ATHENS, Greece — Greece's prime minister insisted Wednesday his government would see through new austerity measures and called again for a cross-party agreement on the reforms, which he has so far failed to secure despite European Union has pushed for.
George Papandreou renewed his commitment to reforms as international debt inspectors returned to Athens to continue a crucial review of Greece's progress in meeting the terms of its €110 billion ($155 billion) bailout package from other European Union countries and the International Monetary Fund.
They will determine whether the country receives the next €12 billion installment of rescue loans in June — and could indicate whether Greece will need extra help beyond the current rescue loans, such as a second bailout.
"We have achieved very difficult targets in a critical time, and this is what we must continue. We are entering a new phase of the program with determination," Papandreou told reporters after briefing the country's president, Karolos Papoulias, on the latest developments.

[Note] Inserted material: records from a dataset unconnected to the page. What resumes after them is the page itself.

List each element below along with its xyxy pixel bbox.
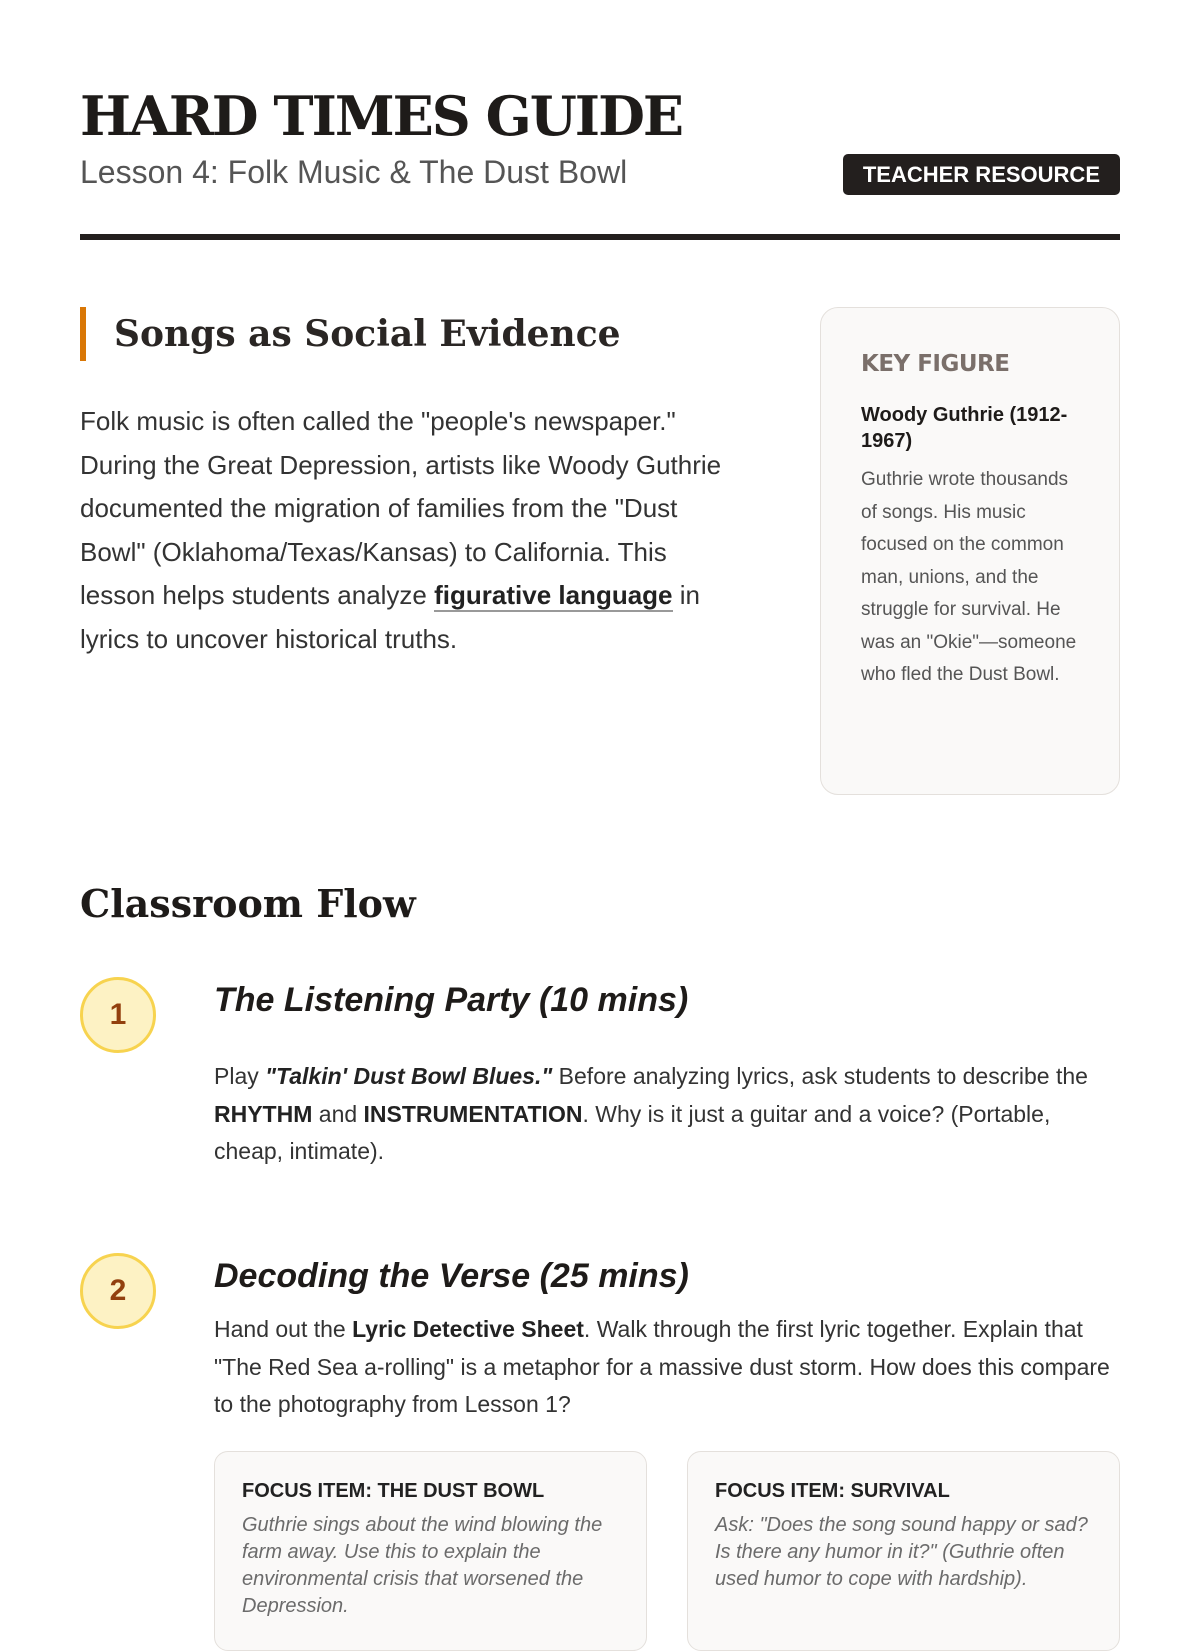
focus-card-title: FOCUS ITEM: SURVIVAL: [715, 1480, 950, 1502]
step-2-text-1: Hand out the: [214, 1316, 353, 1342]
lyric-detective-sheet-term: Lyric Detective Sheet: [352, 1316, 584, 1342]
step-2-text-2: . Walk through the first lyric together. Explain that "The Red Sea a-rolling" is a metaphor for a massive dust storm. How does this compare to the photography from Lesson 1?: [214, 1316, 1110, 1417]
step-2-title: Decoding the Verse (25 mins): [214, 1257, 689, 1295]
key-figure-label: KEY FIGURE: [861, 351, 1010, 377]
focus-card-survival: [687, 1451, 1120, 1651]
focus-card-text: Ask: "Does the song sound happy or sad? Is there any humor in it?" (Guthrie often used humor to cope with hardship).: [715, 1514, 1088, 1590]
lesson-subtitle: Lesson 4: Folk Music & The Dust Bowl: [80, 154, 628, 190]
key-figure-card: [820, 307, 1120, 795]
step-2-number: 2: [80, 1253, 156, 1329]
focus-card-dust-bowl: [214, 1451, 647, 1651]
intro-text-before: Folk music is often called the "people's newspaper." During the Great Depression, artists like Woody Guthrie documented the migration of families from the "Dust Bowl" (Oklahoma/Texas/Kansas) to California. This lesson helps students analyze: [80, 406, 722, 610]
focus-card-text: Guthrie sings about the wind blowing the farm away. Use this to explain the environmental crisis that worsened the Depression.: [242, 1514, 603, 1617]
instrumentation-term: INSTRUMENTATION: [363, 1100, 583, 1127]
step-1-text-2: Before analyzing lyrics, ask students to describe the: [552, 1063, 1088, 1089]
rhythm-term: RHYTHM: [214, 1100, 313, 1127]
guide-title: HARD TIMES GUIDE: [80, 84, 683, 148]
intro-text-after: in lyrics to uncover historical truths.: [80, 580, 700, 654]
intro-paragraph: [80, 400, 745, 661]
classroom-flow-heading: Classroom Flow: [80, 881, 416, 926]
key-figure-text: Guthrie wrote thousands of songs. His music focused on the common man, unions, and the struggle for survival. He was an "Okie"—someone who fled the Dust Bowl.: [861, 469, 1077, 685]
intro-heading: Songs as Social Evidence: [114, 313, 621, 355]
song-title: "Talkin' Dust Bowl Blues.": [265, 1063, 553, 1089]
header-divider: [80, 234, 1120, 240]
figurative-language-term: figurative language: [434, 580, 673, 610]
step-1-text-1: Play: [214, 1063, 266, 1089]
step-1-title: The Listening Party (10 mins): [214, 981, 689, 1019]
lesson-page: [80, 0, 1120, 1617]
step-1-text-4: . Why is it just a guitar and a voice? (Portable, cheap, intimate).: [214, 1100, 1051, 1164]
step-1-text-3: and: [312, 1100, 364, 1127]
step-1-body: [214, 1058, 1120, 1171]
teacher-resource-badge: TEACHER RESOURCE: [843, 154, 1120, 195]
key-figure-name: Woody Guthrie (1912-1967): [861, 404, 1068, 452]
step-2-body: [214, 1311, 1120, 1424]
step-1-number: 1: [80, 977, 156, 1053]
intro-section-heading: [80, 307, 621, 361]
focus-card-title: FOCUS ITEM: THE DUST BOWL: [242, 1480, 545, 1502]
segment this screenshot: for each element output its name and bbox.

"As I have stressed before, always the aim for me in these crucial times is for national cohesion," he said. "And I am totally open, as I have stressed to the political leaders, to every new idea, proposal that is realistic, effective."

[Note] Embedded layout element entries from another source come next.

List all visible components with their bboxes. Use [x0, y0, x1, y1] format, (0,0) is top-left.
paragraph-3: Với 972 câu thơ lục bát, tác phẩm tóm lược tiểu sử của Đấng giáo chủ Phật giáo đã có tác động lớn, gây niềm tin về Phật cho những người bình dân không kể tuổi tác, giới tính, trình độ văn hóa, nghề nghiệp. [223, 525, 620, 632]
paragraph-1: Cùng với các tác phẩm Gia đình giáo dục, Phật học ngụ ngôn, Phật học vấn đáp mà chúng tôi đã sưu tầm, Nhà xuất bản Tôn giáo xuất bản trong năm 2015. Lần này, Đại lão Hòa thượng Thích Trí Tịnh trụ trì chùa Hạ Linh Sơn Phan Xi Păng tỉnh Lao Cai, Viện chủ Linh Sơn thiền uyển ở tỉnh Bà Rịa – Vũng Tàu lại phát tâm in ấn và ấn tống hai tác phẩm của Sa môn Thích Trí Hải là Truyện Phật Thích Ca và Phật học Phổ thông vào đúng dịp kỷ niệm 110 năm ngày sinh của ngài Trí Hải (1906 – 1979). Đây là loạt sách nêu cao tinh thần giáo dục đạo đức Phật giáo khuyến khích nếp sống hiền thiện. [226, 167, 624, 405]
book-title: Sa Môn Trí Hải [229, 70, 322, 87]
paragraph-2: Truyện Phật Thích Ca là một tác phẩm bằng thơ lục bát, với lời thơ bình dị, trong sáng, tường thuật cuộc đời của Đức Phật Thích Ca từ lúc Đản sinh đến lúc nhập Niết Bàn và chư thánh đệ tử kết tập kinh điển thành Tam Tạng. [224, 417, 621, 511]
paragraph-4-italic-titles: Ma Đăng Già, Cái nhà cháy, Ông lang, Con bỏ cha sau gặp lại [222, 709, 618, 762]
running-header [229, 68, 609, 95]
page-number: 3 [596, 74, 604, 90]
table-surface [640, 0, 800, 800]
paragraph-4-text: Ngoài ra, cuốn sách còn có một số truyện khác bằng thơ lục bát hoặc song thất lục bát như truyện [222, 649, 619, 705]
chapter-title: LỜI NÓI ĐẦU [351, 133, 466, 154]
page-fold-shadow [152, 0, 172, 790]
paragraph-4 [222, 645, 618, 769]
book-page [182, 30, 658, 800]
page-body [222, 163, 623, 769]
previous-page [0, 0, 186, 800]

He insisted, both in his talks with Papoulias and in the comments he made afterwards, that he was determined to keep Greece in the eurozone.

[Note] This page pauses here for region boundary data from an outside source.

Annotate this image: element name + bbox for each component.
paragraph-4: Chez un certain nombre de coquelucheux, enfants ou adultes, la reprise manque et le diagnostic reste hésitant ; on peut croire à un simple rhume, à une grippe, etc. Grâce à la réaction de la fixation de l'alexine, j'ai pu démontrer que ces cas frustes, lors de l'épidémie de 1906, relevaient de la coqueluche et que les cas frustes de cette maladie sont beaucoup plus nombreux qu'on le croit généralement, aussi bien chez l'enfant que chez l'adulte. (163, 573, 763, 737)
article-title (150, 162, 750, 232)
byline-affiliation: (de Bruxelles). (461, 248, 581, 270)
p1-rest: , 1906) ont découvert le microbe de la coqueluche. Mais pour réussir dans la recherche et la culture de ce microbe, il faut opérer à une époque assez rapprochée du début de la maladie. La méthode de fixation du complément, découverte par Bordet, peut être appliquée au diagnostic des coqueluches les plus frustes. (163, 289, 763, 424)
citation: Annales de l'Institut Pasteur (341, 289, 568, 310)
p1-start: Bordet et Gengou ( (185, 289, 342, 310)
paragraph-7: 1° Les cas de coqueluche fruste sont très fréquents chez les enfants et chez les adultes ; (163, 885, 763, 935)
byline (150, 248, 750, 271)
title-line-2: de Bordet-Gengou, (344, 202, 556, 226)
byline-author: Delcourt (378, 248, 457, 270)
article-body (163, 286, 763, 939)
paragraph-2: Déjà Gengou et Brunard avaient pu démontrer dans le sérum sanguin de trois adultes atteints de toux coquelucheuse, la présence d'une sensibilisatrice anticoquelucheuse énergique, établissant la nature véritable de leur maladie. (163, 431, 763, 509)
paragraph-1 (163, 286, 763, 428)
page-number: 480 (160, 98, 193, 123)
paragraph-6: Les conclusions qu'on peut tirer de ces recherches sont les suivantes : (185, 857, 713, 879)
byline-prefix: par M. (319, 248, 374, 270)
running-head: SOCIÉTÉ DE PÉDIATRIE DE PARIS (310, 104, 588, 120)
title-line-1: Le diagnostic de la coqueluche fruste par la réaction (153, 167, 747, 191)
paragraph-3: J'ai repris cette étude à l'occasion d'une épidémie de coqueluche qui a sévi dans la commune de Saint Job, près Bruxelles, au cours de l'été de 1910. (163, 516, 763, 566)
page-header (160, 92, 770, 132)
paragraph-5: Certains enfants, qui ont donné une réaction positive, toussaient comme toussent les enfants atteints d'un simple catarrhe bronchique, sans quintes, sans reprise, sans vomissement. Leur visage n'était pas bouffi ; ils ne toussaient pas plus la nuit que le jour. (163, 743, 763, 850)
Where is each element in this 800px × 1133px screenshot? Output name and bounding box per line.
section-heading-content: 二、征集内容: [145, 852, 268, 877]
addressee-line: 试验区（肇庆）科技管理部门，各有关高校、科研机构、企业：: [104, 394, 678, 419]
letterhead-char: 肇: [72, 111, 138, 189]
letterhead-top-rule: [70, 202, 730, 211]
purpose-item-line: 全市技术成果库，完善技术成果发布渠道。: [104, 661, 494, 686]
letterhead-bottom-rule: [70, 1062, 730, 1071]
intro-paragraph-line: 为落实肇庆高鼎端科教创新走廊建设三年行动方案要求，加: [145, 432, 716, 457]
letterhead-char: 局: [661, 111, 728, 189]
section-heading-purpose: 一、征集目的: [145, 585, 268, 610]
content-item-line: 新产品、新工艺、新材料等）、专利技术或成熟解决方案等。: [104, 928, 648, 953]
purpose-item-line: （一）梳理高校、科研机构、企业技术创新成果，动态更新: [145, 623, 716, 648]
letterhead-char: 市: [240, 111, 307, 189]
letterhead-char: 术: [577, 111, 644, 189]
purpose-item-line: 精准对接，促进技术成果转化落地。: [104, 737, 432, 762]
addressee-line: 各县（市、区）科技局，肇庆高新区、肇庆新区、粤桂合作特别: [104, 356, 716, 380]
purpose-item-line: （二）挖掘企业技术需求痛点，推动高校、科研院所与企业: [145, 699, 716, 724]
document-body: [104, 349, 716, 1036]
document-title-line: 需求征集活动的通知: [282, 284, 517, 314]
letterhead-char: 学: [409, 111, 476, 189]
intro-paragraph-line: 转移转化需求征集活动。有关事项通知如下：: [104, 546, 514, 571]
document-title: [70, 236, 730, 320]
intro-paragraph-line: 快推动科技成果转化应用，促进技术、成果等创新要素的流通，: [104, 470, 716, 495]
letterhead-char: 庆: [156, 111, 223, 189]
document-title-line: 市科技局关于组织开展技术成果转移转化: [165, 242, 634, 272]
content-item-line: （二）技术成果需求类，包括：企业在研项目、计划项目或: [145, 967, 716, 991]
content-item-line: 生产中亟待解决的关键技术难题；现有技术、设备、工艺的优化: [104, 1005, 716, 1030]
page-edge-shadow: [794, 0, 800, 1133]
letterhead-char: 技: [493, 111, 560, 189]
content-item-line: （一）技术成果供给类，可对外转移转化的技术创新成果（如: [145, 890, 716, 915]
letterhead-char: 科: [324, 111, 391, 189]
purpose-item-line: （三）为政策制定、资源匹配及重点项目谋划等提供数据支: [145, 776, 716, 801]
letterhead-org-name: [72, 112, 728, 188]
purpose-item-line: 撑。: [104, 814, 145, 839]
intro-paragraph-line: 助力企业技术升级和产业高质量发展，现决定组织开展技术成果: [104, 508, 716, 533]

He did not answer a question on whether he was considering holding a referendum on the austerity measures — as press reports have indicated. Government spokesman Giorgos Petalotis, asked about the same issue later in the day, said there was "no particular thought" at the moment of doing so.
Many both within Greece and in the rest of Europe fear that even with the current bailout, the country will not be able to pull itself out of the crisis. Some argue that with a debt of over €342 billion last year, along with a budget deficit of 10.5 percent of gross domestic product, Greece will eventually have to restructure its debt — pay creditors later or less than the full amount owed.
But the European Central Bank has been adamant this should not be considered an option.
"To think that there is an easy way out, in that a country's debts are largely or fully relieved, is an illusion," the ECB's chief economist, Juergen Stark, said in Berlin. "The necessary structural adjustments must be made."
Stark pointed to the dire effects restructuring would have on Greek banks' capital and to a likely need for subsequent recapitalization — which "would not be very cheap."
"We should think one connection further when we use this miracle word debt relief, or debt restructuring — be it soft or hard," he told a conference organized by a group linked to German Chancellor Angela Merkel's party.
In Athens, Papandreou met with political party leaders Tuesday, seeking support for a midterm package of measures which will run to 2015 — two years beyond his government's mandate. But he failed to win consensus.
The new plan includes more than €6 billion worth of measures for this year, including tax increases and an immediate start to previously announced privatizations. It aims to narrow the country's budget deficit from 10.5 percent of gross domestic product last year to 7.5 percent by the end of 2011.
Top EU officials have argued that Greece, which is struggling to meet the terms of the bailout extended last year and could need more help, needs opposition parties to back the debt-cutting plans to ensure they can be implemented smoothly.
But Antonis Samaras, the head of the main opposition conservative party, said that while he agreed with several elements, including the privatizations, the overall direction of the plan, and the hike in taxes in particular, was wrong.
"To this demonstrably mistaken recipe, I will not agree," said Samaras, whose party officials were to meet later Wednesday with debt inspectors.
Unions have already begun protests over the privatizations, with employees of Hellenic Postbank, one of the enterprises up for privatization, occupying the company headquarters in central Athens. Employees at the gambling monopoly OPAP held a 24-hour strike against plans to sell the state's stake in the company.
A communist party-backed union has called for a demonstration on Saturday, while a rallies were being planned in Athens and the country's second largest city of Thessaloniki Wednesday night following a call through a social networking site for "outraged citizens" to demonstrate.
Derek Gatopoulos in Athens and Geir Moulson in Berlin contributed.